Safety huddles could be improved to make them more efficient. The use of a communication tool, similar to the SBAR tool, would be beneficial, alongside safety huddle documentation, as it would enable a more streamlined, dedicated and task-focused discussion.
KEY POINTS
- District nursing caseloads are rising at a remarkable pace, with approximately 4000 nurses caring for almost 55 million people
- Safety huddles are daily meetings attended by members of the multidisciplinary team in community settings, which were designed to focus on certain patient groups (e.g. those with long-term conditions, those at risk of sustaining harm and those needing palliative care)
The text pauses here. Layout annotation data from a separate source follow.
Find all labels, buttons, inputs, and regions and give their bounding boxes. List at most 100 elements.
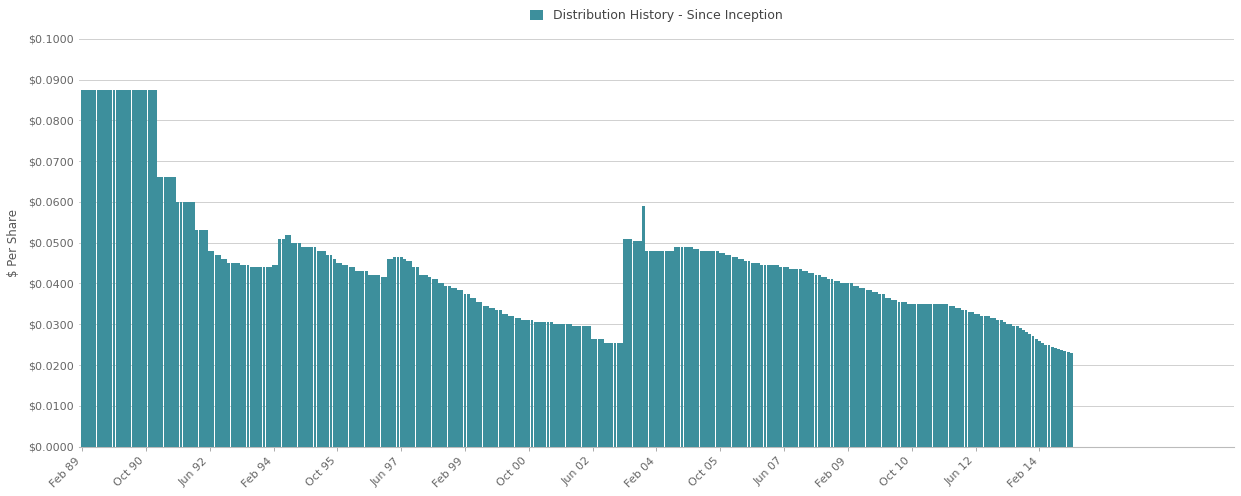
Bar — [215, 255, 217, 446]
Bar — [93, 90, 97, 446]
Bar — [115, 90, 119, 446]
Bar — [970, 312, 974, 446]
Bar — [1009, 324, 1013, 446]
Bar — [862, 288, 865, 446]
Bar — [830, 279, 834, 446]
Bar — [850, 284, 853, 446]
Bar — [326, 255, 329, 446]
Bar — [897, 302, 901, 446]
Bar — [1035, 338, 1037, 446]
Bar — [464, 294, 467, 446]
Bar — [613, 343, 617, 446]
Bar — [371, 275, 374, 446]
Bar — [591, 338, 594, 446]
Bar — [553, 324, 556, 446]
Bar — [225, 259, 227, 446]
Bar — [911, 304, 913, 446]
Bar — [259, 267, 262, 446]
Bar — [598, 338, 601, 446]
Bar — [869, 290, 871, 446]
Bar — [1037, 341, 1041, 446]
Bar — [722, 253, 725, 446]
Bar — [974, 314, 977, 446]
Bar — [725, 255, 728, 446]
Bar — [671, 251, 674, 446]
Bar — [907, 304, 910, 446]
Bar — [649, 251, 652, 446]
Bar — [282, 239, 284, 446]
Bar — [196, 231, 199, 446]
Bar — [735, 257, 737, 446]
Bar — [381, 277, 383, 446]
Bar — [668, 251, 670, 446]
Bar — [442, 284, 444, 446]
Bar — [710, 251, 712, 446]
Bar — [367, 275, 371, 446]
Bar — [627, 239, 629, 446]
Bar — [997, 320, 999, 446]
Bar — [678, 247, 680, 446]
Bar — [288, 235, 290, 446]
Bar — [97, 90, 99, 446]
Bar — [643, 206, 645, 446]
Bar — [256, 267, 259, 446]
Bar — [879, 294, 881, 446]
Bar — [227, 263, 231, 446]
Bar — [377, 275, 380, 446]
Bar — [578, 326, 581, 446]
Bar — [875, 292, 879, 446]
Bar — [294, 243, 298, 446]
Bar — [450, 288, 454, 446]
Bar — [700, 251, 702, 446]
Bar — [158, 178, 160, 446]
Bar — [546, 322, 550, 446]
Bar — [432, 279, 434, 446]
Bar — [444, 286, 447, 446]
Bar — [170, 178, 172, 446]
Bar — [836, 281, 840, 446]
Bar — [343, 265, 345, 446]
Bar — [690, 247, 692, 446]
Bar — [419, 275, 422, 446]
Bar — [349, 267, 351, 446]
Bar — [939, 304, 942, 446]
Bar — [151, 90, 154, 446]
Bar — [211, 251, 215, 446]
Bar — [323, 251, 326, 446]
Bar — [454, 288, 457, 446]
Bar — [745, 261, 747, 446]
Bar — [585, 326, 588, 446]
Bar — [486, 306, 489, 446]
Bar — [844, 284, 846, 446]
Bar — [91, 90, 93, 446]
Bar — [416, 267, 418, 446]
Bar — [339, 263, 343, 446]
Bar — [174, 178, 176, 446]
Bar — [582, 326, 585, 446]
Bar — [946, 304, 948, 446]
Bar — [958, 308, 961, 446]
Bar — [320, 251, 323, 446]
Bar — [706, 251, 709, 446]
Bar — [913, 304, 916, 446]
Bar — [308, 247, 310, 446]
Bar — [479, 302, 483, 446]
Bar — [696, 249, 700, 446]
Bar — [773, 265, 776, 446]
Bar — [428, 277, 432, 446]
Bar — [333, 259, 335, 446]
Y-axis label: $ Per Share: $ Per Share — [7, 209, 20, 277]
Bar — [1057, 349, 1060, 446]
Bar — [272, 265, 276, 446]
Bar — [359, 271, 361, 446]
Bar — [818, 275, 820, 446]
Bar — [572, 326, 575, 446]
Bar — [747, 261, 751, 446]
Bar — [109, 90, 112, 446]
Bar — [658, 251, 661, 446]
Bar — [125, 90, 128, 446]
Bar — [410, 261, 412, 446]
Bar — [661, 251, 664, 446]
Bar — [805, 271, 808, 446]
Bar — [276, 265, 278, 446]
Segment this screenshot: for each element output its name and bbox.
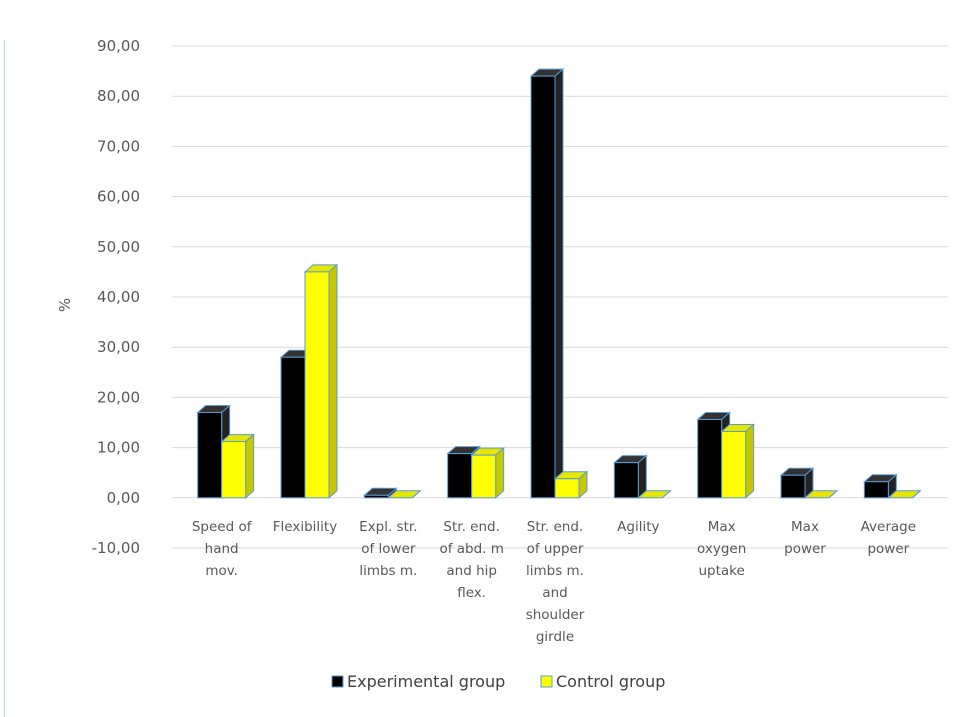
y-axis-title: % [56, 298, 74, 312]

- These meetings aim to prevent patient harm and promote patient and staff safety, and poor attendance at these meetings leads to ineffective communication and potential harm to patients
- Promotion of digital technology is needed to enhance nursing practice, as a digital NHS is the focus of the future.
CPD REFLECTIVE QUESTIONS
- Consider the use of the safety thermometer tool within your team. Are there any elements not included in the tool that could be implemented to reduce the risks of pressure damage?
- What tool is used within your trust to prevent patient harm?
- Consider the future of a digital NHS. Is there anything that can be implemented that is not already used in community nursing today?